How to Pick and Store Cas
If you’re lucky enough to encounter fresh cas, selecting ripe fruit is straightforward. Look for fruits that have turned from green to a uniform pale yellow. The skin should feel smooth and slightly give under gentle pressure. Green, rock-hard fruits are unripe and will be mouth-puckeringly sour even by cas standards. Overripe fruits feel mushy and begin to brown.

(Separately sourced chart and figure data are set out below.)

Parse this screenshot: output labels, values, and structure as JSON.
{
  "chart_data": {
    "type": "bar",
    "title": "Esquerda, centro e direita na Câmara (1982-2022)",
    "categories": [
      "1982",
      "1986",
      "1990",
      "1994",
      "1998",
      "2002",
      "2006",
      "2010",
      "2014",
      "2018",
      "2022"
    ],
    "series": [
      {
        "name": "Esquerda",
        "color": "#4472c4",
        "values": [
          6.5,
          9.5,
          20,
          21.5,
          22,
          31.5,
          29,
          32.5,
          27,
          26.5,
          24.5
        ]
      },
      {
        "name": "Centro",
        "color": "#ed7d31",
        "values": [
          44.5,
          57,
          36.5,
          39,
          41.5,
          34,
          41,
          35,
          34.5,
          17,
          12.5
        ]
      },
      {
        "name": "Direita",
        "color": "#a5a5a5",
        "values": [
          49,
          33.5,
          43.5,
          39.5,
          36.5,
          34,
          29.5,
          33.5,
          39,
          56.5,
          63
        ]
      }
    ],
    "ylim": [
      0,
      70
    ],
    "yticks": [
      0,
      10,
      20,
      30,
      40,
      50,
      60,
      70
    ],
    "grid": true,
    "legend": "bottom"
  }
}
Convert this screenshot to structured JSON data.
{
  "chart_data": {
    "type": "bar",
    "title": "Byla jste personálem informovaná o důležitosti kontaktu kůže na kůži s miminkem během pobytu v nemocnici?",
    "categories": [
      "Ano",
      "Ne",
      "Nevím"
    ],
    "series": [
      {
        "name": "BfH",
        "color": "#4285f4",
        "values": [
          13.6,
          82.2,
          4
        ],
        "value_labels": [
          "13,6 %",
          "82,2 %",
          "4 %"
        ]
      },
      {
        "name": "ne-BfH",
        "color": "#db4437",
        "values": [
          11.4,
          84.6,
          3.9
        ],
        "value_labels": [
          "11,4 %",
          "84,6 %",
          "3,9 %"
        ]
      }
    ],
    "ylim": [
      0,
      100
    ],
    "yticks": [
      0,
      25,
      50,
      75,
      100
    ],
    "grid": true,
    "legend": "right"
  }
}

Fresh cas has a short window once picked. At room temperature, ripe fruits last only a few days before deteriorating. Refrigeration extends this to roughly a week. For longer storage, many Costa Rican households blend the pulp and freeze it in bags or ice cube trays, keeping the flavor available for frescos and recipes for months.
Growing a Cas Tree
Cas trees are tropical plants that need warm temperatures and consistent moisture. They grow well at a range of elevations in their native habitat and prefer well-drained soils. The trees are moderate in size, making them manageable for home gardens in appropriate climates. In the United States, cas can grow in southern Florida and Hawaii, where conditions approximate its Central American range.

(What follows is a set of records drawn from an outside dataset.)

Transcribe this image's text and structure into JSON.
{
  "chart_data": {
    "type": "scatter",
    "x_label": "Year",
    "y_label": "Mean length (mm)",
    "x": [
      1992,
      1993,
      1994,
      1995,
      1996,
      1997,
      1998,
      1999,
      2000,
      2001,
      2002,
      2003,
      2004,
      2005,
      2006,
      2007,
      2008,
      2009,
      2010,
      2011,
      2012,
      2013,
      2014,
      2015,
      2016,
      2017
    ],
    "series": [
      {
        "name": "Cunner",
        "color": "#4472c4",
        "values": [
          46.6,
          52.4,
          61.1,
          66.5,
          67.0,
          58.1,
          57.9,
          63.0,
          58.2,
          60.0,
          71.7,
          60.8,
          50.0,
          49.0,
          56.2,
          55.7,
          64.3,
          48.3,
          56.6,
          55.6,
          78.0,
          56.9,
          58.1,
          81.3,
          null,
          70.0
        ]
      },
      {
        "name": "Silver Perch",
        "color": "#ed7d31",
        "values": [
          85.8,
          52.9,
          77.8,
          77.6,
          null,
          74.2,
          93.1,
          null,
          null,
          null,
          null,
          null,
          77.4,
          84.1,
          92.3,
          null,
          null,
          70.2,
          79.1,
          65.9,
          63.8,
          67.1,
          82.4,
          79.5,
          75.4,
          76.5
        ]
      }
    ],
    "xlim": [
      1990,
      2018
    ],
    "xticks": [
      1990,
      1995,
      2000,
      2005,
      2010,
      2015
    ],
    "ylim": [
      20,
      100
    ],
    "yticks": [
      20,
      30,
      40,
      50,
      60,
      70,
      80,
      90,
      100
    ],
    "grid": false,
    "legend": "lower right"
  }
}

The trees are relatively low-maintenance compared to other tropical fruit species and have some natural resistance to pests, partly because of the same bitter, tart compounds that give the fruit its signature flavor. From planting, expect several years before a young tree produces meaningful fruit. Once established, a healthy cas tree can be quite productive, often yielding more fruit than a single household can consume fresh, which is part of why blending and freezing the pulp is so common in Costa Rica.